The case for a Vikings stadium discussion

The Minnesota Legislature begins its 2010 session today (MPR’s Midday is originating its entire show from the Capitol today) and the chief topic is how to to close the state’s budget deficit.

But the slightly smaller gorilla in the room is a stadium for the Minnesota Vikings. Still, it has no significant chance of coming up for discussion this year.

Gov. Pawlenty tried to put the discussion in play yesterday during his appearance on MPR’s Midday when he offered several possible ways to raise some revenue for the Vikings, whose lease at the Metrodome expires at the end of next season.

Sooner or later, the issue has to come up for discussion. The question is: Should it be sooner? Or later?

Minnesota politicians specialize in waiting until the last minute to solve problems and make decisions, and from the pre-session talk, they’re likely to put off a stadium discussion until next year. Part of that is a hope something will change between now and then. But all of the economic reports say nothing will likely change.

“As soon as the topic comes up, it sucks the air out of the room,” my colleague, Kerri Miller, a former Capitol reporter, said to me this morning while we were arguing about whether the issue should be discussed this session.

She’s probably right; legislating is hard, especially in an election year.

Why should the topic come up? Two reasons. One, is someone — somewhere — has to have a long-range vision for Minnesota. What exactly do you want Minnesota to look like in five years? And, once we settle on that, how do we get there? Is an NFL team part of that vision? What’s the dropout rate in Minnesota in 2015 (A proposal is to increase the age at which we let kids drop out)? What industry — bioscience, for example — do you think Minnesota should try to attract as a dominant industry?

This is not an entirely foreign concept at the Capitol. In one of the few bipartisan efforts on major legislation, lawmakers and the governor set benchmarks for reducing greenhouse gasses in the state by 2015. They didn’t wait until 2014 to do it; they did it in 2007.

Reason two: If you’re not talking about solutions, you don’t generally find them. There are, of course, the obvious and longstanding opinions on whether the state should have any role in keeping an NFL team in Minnesota. “Why should taxpayers have to pay to have an NFL team?” is one. The answer is simple: Whether we like it or not, that’s the way it is. If someone else is willing to build them a stadium, NFL teams move.
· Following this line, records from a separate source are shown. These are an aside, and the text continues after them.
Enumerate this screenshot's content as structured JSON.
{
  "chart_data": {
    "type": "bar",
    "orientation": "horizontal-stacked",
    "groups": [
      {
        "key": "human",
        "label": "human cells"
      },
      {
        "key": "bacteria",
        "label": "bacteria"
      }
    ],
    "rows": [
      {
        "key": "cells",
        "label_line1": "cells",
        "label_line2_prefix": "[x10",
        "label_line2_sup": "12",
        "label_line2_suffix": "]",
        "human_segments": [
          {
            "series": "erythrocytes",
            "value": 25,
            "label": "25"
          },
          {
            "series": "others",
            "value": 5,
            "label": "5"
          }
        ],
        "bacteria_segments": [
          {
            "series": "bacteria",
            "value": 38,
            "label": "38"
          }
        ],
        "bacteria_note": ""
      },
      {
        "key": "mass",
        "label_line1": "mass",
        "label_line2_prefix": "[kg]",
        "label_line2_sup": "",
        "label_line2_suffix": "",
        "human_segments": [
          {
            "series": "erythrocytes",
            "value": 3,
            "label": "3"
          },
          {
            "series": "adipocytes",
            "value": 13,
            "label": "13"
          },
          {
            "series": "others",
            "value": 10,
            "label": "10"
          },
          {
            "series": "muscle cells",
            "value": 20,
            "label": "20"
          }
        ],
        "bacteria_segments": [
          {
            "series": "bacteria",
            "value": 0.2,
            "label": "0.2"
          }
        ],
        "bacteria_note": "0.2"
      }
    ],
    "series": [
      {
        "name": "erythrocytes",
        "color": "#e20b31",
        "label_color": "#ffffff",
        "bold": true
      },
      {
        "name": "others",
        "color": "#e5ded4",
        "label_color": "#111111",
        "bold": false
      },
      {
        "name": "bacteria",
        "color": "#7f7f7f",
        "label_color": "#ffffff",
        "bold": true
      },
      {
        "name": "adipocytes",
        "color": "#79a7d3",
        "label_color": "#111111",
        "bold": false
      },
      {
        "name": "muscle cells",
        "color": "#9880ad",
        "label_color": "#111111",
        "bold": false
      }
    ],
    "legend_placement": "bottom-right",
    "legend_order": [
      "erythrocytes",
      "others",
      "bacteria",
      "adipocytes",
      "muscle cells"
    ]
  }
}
Whatever Minnesota decides, it has to understand the reality of sports economics.

It’s true that the Legislature has big issues that need to be discussed that may have more priority than deciding the fate of the Minnesota Vikings. But legislators in the House today filed 337 more bills for consideration, most of which are far less significant, that also get to the issue of how the state spends its money: A pedestrian walkway at Minnetonka Beach, an airport hangar for Thief River Falls, a campground in Two Harbors, and renovation of Orchestra Hall in Minneapolis among them.

Someone must think a pedestrian walkway, an airport hangar, a campground, and an orchestra are part of a vision and are prepared to discuss it in this session. Why not add the Vikings’ stadium to the debate?

“People need jobs in this state; it’s an important part of what’s going on in the economy,” House Speaker Margaret Anderson Kelliher said last month. “However, public money going towards this is a very difficult sell in a budget crisis.”

She’s right. It will be. But talking about it and considering solutions doesn’t preclude saying “no” to any of them. Otherwise, the state is dealing with a problem by ignoring it. How’s that strategy worked out in the past?